Dinî Unsurlar
Hiç şüphesiz Yigenek’in dayısını eleştirisinde ve tekürle mücadelesinde silik bir şekilde anlatılsa da dinî arka planı gözden uzak tutmamak gerekir. Çünkü Yigenek, babasını Allah’ın yardımıyla kurtarırken dayısı Emen’in babasını altı kez kurtarma denemesini de “samimiyetsiz” ve “ulufeci” askerlerle yapılmış, yasak savma kabilinden bir çaba olarak yorumlar. Ayrıca daha hikâyenin başında Kazılık Koca’nın tutsak düşmesine yol açan vakanın, yani “şaraplı” oluşun aklı başında değilken akın kararı almasının riskli oluşu gibi işlevsel bir yeri yanında dinî bir yasağın çiğnenmesinin bedeli veya cezası olarak bir “dinî propaganda” niteliği taşıdığı da gözden uzak tutulmamalıdır.
Ancak bu hikâyede Yigenek’in Arşun Oğlu Direk Tekür’le savaşa girmeden önce ettiği bir dua ve sena kısmı vardır. Daha doğrusu bir soylama olan bu dua, İslâmî çerçevede bir Tanrı anlayışının ifadesi ve esma-i hüsnâ diye bilinen Allah’ın güzel adlarının anılmasından oluşmaktadır. Gökyay, bu ifadeleri Kuran-ı Kerim'den, bilhassa da İhlas suresinden bir çeviri gibi değerlendirmektedir. Gökyay’ın ifadesiyle söylersek Yigenek'in duasındaki “sen anadan doğmadun, sen atadan olmadun, kimse rızkun yimedün, kamu yerde ahadsin, Allah samedsin, ululuğuna haddün yok, senün boyun kaddün yok, ya cisimle ceddün yok” ifadeleri İhlâs sûresinin açıklama yoluyla tam çevirisidir. (Gökyay 1973: CCLCCII-CCLXXIII)

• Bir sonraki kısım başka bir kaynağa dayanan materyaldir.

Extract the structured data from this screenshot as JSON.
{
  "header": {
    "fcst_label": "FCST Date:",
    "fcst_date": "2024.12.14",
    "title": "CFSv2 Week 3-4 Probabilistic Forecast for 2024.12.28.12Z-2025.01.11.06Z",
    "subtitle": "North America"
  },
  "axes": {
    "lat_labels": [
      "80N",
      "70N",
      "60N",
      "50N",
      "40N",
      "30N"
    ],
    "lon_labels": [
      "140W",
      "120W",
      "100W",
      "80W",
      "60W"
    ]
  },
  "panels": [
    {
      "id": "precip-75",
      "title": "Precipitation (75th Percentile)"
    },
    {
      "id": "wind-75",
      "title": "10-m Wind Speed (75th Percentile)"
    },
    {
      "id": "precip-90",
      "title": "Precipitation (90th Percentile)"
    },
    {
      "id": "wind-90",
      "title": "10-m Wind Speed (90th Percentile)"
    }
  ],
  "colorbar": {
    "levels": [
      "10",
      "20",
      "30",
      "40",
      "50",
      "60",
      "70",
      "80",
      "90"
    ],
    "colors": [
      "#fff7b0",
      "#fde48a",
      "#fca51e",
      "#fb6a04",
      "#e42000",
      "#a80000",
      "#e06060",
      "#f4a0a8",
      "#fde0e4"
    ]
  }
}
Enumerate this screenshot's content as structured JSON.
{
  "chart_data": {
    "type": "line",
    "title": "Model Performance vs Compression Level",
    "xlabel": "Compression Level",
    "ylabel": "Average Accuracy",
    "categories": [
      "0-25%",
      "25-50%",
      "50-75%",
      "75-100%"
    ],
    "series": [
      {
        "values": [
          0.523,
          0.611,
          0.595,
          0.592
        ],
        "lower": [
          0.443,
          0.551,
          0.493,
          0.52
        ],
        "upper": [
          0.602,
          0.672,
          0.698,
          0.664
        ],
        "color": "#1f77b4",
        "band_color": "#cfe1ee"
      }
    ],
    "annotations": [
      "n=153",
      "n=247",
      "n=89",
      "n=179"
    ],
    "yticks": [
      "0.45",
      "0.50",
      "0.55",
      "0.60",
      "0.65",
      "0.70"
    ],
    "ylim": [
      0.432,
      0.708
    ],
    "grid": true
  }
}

Bu dua kısmı, Yigenek ile Arşun Oğlu Direk Tekür arasındaki mücadeleye dinî bir boyut da kazandırmaktadır. Oysa Yigenek’inArşun Oğlu Direk Tekür’le mücadelesinin zemininde zaten haklı bir gerekçe olarak babasını kurtarma güdüsü rol oynamaktadır. Ancak ister mücadeleyi kazanma adına Allah’tan yardım dileme, isterse bir kâfiri yenme adına bir gaza olarak bakalım sonuçta Direk Tekür ile Yigenek mücadelesi birçok başka boyutu yanında dinî bir içeriğe de sahip olmuştur.
Elbette bütün bu dinî arka plan, belki Oğuzların düşmanı bir Kıpçak veya Gürcü tekürü olan Arşun Oğlu Direk Tekür’ü dinî bir tiple, yani Uc bin Unuk’la birleştirmeye kadar gitmektedir.
Uc (Avc) bin Unukadlı bir dev veya dev yapılı adam rivayetlere göre Hz. Nuh'tan önce de vardır ve Tufan’da ölmemiştir. Hz. Musa zamanına kadar yaşadığı var sayılan bu dev, inatçı, kâfir ve cebbar biri olarak tasvir edilmektedir. Anası Hz. Adem’in kızı Anakonu zina sonucunda dünyaya getirmiştir. Boyu çok uzun olduğu için okyanusların dibinden balık tutup güneşte kızarttığı rivayet edilen Unuk, Hz. Nuh’un gemisine “Bu küçük çanak nedir, neye yarar?” tarzında sözler söyleyerek onunla alay edermiş. Birçok dinî kaynakta bahsi geçen ve ancak Hz. Musa tarafından öldürülebilen bu devin boyunun 3.333zira1 olduğu da rivayet edilmiştir. Dinî kaynaklara yaslanmasına rağmen birçok bilgin ve araştırmacı, İslâm dininin temel esasları açısından, özellikle de Tufan zamanında yeryüzünde hiç bir canlı kalmayışı, peygamberin oğlunun bile Tufan’da boğulurken bu devin sağ kalmasının mümkün olmayacağı gibi sebeplerle İsrailiyat olduğu düşüncesindedirler (Aydemir 2015: 355-356).
Bu benzerlik bile Arşun Oğlu Direk Tekür’ün kimliğini dinî bir kökenle birleştirme ve mücadeleyi dinî bir zemine kaydırma anlamında önemlidir.